Okay, so here I am, with not enough hours in the day and still, I'm trying to do EVERYTHING at 12:10am. This is normal, right? We've established that I'm a night owl, so that's not a stretch, but let's keep in mind that I don't have any recovery time in the morning if I do stay up late. No, those days are long gone. And still, I do this to myself knowing that I'll be struggling to stay awake in between Dora and diaper changes throughout the morning.
So I'm sitting here on the couch, having just showered after my late night workout, with a book that I intend to bookmark and a Lands End catalog that hosts the new swimsuit I'm ordering. And I'm watching the news too, to catch up on all the political gossip since yesterday. 22 pens? Really? Anyway! So I made the mistake of breaking out the tape measure to see just how far off of the imaginary size in my head I am. Well, pretty far. I won't go into inches, but it's about 3 inches larger than I would have hoped. Sigh!

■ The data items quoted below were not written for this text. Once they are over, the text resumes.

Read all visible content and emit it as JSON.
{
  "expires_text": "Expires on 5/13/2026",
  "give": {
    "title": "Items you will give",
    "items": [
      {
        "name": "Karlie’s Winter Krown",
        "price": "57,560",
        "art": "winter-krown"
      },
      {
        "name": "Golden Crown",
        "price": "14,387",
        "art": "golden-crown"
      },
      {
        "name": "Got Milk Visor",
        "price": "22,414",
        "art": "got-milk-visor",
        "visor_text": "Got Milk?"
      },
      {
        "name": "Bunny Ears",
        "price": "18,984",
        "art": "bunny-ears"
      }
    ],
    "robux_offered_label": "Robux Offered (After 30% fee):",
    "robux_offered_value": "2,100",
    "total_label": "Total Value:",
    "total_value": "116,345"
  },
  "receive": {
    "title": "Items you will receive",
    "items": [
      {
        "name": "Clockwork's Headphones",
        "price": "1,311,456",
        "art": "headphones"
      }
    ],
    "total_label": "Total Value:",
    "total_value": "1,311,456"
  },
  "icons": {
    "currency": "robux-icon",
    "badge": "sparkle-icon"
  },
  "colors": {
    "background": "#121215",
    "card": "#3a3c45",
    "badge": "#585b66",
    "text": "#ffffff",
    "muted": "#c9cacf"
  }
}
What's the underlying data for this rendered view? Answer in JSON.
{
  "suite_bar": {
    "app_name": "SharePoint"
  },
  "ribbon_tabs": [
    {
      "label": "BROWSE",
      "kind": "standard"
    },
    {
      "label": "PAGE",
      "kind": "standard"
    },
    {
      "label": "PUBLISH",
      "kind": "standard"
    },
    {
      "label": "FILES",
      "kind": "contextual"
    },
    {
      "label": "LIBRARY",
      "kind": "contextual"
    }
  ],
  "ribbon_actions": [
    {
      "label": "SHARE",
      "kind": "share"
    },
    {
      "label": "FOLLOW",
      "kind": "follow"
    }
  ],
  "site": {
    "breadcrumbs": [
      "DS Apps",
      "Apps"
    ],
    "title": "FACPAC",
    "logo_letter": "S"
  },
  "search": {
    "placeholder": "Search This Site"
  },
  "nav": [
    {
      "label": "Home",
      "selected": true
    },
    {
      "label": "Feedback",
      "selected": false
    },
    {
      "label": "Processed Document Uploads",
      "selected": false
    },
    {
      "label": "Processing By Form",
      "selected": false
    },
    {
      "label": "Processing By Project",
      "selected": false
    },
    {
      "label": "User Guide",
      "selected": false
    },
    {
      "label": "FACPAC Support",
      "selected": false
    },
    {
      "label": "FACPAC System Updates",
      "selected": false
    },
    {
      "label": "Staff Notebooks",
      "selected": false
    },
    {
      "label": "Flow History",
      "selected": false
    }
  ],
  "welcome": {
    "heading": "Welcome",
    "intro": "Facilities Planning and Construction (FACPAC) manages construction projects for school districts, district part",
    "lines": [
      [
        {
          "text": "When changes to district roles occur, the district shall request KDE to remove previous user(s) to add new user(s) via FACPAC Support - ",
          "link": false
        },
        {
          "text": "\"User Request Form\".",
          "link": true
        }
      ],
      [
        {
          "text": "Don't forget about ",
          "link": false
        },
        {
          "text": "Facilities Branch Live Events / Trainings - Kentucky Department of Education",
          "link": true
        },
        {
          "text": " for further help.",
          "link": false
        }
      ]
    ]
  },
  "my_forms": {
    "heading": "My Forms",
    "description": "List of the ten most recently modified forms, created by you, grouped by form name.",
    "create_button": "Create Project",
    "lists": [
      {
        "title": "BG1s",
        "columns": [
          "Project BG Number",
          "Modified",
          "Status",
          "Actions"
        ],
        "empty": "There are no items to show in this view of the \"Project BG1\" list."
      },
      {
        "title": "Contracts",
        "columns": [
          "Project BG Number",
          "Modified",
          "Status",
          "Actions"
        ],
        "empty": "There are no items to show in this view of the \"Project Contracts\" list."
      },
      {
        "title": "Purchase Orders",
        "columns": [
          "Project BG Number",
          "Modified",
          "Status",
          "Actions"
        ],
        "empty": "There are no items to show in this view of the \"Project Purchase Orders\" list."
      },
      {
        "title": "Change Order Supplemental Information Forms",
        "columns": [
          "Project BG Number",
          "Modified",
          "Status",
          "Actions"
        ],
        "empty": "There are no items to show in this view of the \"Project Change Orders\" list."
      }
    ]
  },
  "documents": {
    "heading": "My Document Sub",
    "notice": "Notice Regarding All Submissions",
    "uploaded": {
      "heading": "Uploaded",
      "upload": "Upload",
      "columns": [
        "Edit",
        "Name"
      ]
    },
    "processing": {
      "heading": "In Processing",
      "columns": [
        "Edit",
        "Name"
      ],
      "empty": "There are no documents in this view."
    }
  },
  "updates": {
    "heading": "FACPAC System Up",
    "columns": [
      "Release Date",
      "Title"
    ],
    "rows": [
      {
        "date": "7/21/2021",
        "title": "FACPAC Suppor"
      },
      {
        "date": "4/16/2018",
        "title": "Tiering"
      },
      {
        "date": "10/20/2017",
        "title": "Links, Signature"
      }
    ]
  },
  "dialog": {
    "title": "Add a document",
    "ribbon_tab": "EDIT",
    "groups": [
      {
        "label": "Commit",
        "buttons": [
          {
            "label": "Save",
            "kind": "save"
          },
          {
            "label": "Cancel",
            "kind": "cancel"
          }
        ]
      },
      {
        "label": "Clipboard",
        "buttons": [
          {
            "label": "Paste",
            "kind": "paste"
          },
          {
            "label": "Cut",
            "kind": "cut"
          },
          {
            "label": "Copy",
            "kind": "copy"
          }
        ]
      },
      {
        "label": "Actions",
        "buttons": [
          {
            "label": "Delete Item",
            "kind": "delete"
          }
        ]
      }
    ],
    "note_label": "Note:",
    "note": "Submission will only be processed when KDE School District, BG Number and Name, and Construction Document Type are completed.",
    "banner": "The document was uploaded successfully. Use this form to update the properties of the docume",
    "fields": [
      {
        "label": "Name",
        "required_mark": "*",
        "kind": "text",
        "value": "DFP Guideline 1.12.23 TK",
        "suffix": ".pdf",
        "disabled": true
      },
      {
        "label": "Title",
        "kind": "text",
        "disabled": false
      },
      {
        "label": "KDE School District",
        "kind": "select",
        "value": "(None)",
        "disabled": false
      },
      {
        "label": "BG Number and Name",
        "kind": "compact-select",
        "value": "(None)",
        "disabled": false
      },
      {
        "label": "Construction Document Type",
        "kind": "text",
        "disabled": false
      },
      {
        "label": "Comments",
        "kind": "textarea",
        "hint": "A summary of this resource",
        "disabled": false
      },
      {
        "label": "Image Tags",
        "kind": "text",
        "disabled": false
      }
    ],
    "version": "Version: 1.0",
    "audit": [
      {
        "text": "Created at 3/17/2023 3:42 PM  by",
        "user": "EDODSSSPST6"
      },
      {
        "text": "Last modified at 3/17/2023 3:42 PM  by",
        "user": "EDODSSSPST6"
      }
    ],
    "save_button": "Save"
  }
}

Now, my attitude(decidedly): An 8 lb.1oz. baby boy left my body alittle over 4 months ago! And really, my work out regimen has only been consistent for about 6 weeks, as a zombie lived in my body 3 months before that. I'm already stronger and my stamina is coming back, I can feel it. There is hope! But no, I still don't fit in my pre-pregnancy clothes and yes, I am trying to watch what I eat, and boy, do I want to keep wearing those comfy maternity jeans! For some reason, my mother does not understand that my post-pregnancy waist does not react the way hers did after her children were born. According to her, she was in her pre-pregnancy clothes 2 weeks later. I just want to scream, "I'm not Heidi Klum, Mother!" But when I stop listening to my mother and amazingly, quite a few strangers that feel the need to critique my progress, I step back and realize, I've got to cut myself some slack. It'll happen, I'm not quite hideous yet. Still have both eyes and nice hair, so there's not much to point and stare at in public. Yes, I'm still a ways from a comfortable size 12, but it'll come. And until then, I can't wait to get my "All-Over Control" new swimsuit!

1 comment:

  1. Awwwwesome! I had a 9 lbs boy in november & still don't fit in my pre-pregger clothes either. Things just don't bounce back into place as quickly as they do the first time around. I joined your lbs for lbs club!